Con la separazione delle carriere, «si profila un Armageddon per il quale chi è a favore di questa riforma vuole attuare un golpe antidemocratico», ha detto invece, intervenendo in Aula, il leader e senatore di Azione Carlo Calenda. E hanno sorpreso le parole del presidente del Senato Ignazio La Russa: «Io personalmente sono stato tra gli artefici della separazione delle funzioni, che non separava le carriere ma rendeva, come è tutt’ora, difficile il passaggio da una carriera all’altra, per cui è giusta la separazione delle carriere ma forse il gioco non valeva la candela. Mentre invece l’aspetto dei due Csm è un tentativo, vediamo se riesce, di ridurre il peso delle correnti. Non so se riesce».
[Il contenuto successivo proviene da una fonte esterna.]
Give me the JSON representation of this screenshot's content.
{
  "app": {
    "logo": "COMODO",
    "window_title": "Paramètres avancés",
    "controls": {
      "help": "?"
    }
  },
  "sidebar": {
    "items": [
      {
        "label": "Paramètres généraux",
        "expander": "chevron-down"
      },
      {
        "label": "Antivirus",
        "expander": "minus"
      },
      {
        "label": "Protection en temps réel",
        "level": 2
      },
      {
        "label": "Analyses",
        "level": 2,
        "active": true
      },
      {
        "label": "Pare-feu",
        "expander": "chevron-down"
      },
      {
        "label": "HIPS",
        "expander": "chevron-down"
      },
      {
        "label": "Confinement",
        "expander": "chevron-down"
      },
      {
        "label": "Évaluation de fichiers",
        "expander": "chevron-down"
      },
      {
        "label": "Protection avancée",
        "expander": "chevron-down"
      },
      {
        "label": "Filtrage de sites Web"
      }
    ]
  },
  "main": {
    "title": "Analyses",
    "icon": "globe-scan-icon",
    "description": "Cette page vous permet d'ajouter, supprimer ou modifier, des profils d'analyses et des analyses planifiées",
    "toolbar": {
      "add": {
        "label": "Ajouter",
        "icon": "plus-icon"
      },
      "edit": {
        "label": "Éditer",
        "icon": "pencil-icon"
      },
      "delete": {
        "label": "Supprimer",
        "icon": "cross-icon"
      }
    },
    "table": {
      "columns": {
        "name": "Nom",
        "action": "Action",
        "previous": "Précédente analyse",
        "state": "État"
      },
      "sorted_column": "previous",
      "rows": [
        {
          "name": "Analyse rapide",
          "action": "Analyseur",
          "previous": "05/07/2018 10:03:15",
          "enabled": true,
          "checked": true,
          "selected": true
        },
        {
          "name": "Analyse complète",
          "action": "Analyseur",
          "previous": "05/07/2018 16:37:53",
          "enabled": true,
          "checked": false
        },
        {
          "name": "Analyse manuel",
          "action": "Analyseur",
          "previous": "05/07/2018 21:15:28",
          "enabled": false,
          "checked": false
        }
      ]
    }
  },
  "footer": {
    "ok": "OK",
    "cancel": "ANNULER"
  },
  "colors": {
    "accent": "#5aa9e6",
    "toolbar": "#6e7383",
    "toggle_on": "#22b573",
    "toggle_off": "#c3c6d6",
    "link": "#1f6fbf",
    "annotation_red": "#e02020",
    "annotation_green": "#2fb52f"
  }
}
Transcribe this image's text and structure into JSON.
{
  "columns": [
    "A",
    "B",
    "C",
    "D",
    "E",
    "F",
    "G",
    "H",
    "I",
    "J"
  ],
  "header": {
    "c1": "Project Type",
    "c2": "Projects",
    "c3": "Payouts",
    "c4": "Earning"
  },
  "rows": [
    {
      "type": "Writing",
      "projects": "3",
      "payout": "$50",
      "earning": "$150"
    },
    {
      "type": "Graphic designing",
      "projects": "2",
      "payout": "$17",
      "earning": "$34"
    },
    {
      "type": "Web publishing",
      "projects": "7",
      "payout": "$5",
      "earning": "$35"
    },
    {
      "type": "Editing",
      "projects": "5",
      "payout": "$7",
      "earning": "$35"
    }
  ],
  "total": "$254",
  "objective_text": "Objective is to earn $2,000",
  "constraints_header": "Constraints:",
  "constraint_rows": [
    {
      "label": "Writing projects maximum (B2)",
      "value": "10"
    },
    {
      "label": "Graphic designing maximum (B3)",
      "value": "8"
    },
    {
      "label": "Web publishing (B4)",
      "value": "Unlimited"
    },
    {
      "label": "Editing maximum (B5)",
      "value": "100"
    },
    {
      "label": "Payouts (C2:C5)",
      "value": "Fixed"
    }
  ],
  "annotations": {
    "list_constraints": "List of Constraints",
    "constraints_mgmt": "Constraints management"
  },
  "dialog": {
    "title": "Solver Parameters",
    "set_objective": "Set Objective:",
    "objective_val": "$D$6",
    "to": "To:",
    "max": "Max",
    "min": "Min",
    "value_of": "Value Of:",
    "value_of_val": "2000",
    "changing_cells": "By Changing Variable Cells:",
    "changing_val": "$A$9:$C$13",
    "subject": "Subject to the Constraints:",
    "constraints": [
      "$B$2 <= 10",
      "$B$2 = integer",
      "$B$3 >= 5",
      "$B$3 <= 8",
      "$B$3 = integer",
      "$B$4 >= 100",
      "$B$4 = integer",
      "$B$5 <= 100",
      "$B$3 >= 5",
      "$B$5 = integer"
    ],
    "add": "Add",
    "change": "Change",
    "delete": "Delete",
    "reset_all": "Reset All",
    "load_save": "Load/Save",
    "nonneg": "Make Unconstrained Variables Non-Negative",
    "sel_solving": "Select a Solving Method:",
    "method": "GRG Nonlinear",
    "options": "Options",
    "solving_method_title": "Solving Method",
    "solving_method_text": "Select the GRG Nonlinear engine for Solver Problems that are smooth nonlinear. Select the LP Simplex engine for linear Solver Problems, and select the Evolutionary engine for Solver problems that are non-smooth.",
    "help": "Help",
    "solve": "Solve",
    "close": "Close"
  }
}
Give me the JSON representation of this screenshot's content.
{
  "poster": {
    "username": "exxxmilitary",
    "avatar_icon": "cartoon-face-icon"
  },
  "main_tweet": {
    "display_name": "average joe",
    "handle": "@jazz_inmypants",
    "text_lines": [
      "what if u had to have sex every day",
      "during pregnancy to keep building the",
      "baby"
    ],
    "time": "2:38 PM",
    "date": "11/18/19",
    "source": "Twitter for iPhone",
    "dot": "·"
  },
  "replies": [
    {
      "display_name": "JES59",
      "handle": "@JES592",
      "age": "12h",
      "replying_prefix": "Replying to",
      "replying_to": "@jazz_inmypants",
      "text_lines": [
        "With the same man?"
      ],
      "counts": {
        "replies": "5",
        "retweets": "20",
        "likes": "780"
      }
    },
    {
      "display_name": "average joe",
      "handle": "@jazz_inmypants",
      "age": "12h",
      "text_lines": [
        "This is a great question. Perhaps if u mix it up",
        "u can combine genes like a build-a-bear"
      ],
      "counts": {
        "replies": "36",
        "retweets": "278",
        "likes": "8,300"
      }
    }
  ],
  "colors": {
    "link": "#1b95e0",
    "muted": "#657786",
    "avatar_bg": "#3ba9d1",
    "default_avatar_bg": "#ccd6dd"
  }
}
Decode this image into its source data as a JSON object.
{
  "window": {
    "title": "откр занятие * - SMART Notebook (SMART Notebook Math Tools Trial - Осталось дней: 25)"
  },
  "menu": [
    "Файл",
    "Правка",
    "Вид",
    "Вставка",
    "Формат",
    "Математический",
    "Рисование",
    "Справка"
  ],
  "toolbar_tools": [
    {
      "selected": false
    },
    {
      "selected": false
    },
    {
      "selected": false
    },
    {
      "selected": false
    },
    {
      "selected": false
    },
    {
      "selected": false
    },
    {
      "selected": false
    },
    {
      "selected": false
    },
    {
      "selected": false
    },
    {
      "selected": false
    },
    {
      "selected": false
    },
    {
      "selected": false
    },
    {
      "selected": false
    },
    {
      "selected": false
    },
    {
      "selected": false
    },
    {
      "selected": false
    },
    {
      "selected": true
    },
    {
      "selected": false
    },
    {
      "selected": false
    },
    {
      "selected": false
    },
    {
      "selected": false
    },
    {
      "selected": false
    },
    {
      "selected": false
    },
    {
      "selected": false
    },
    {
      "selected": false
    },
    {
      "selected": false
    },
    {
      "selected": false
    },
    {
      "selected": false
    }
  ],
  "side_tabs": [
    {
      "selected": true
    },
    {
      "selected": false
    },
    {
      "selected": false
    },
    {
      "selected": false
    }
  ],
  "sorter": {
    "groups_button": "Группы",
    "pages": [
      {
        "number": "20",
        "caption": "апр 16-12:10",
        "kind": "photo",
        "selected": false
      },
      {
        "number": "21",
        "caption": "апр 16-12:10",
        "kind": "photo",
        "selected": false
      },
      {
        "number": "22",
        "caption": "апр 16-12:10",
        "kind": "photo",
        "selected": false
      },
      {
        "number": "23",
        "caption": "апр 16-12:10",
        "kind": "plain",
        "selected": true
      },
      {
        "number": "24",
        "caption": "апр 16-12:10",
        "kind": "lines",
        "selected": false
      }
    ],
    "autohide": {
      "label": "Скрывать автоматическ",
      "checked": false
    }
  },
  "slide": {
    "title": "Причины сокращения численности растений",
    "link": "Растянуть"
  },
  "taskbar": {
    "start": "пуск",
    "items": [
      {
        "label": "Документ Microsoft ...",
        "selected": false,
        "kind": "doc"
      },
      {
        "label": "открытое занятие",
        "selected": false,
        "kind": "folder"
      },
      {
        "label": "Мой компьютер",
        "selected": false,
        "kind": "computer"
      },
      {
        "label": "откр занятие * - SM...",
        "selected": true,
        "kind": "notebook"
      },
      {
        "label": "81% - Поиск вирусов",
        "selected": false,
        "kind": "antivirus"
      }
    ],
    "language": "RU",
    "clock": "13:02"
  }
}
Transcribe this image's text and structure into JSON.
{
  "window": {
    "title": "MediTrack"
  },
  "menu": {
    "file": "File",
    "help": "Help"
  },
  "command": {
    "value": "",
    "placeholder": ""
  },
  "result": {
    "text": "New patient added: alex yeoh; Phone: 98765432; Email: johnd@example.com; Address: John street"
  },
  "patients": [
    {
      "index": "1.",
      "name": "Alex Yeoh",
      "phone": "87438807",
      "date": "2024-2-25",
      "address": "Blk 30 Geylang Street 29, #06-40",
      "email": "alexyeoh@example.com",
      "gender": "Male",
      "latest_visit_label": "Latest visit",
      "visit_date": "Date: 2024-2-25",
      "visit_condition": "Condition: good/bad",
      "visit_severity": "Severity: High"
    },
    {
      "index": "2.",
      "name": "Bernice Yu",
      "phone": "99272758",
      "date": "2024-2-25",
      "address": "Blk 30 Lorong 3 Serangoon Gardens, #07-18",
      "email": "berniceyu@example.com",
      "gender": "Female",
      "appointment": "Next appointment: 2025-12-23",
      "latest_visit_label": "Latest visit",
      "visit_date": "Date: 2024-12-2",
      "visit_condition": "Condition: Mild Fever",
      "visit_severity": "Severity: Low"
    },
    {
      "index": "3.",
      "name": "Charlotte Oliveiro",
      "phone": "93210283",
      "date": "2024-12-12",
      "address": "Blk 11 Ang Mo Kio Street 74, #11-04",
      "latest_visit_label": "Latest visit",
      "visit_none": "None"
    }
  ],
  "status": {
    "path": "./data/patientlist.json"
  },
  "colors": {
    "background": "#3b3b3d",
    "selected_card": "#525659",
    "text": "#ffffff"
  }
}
Concetto comunque che aveva già espresso qualche settimana fa al congresso dell’Unione Camere penali e che aveva deluso infatti la platea degli avvocati. Certo è che in campo scendono sempre di più i big di partito, essendo la partita fondamentale anche in vista delle Politiche 2027. «Noi faremo una campagna per spiegare ai cittadini che la riforma è pericolosa» perché corrisponde al “disegno di Licio Gelli”, ha detto il leader del M5S Giuseppe Conte. Mentre la segretaria dem Elly Schlein ha sottolineato: «Se un cittadino pensa che anche chi governa deve, come tutti, rispettare le leggi e la Costituzione, allora voterà no a questa riforma: di questo stiamo parlando».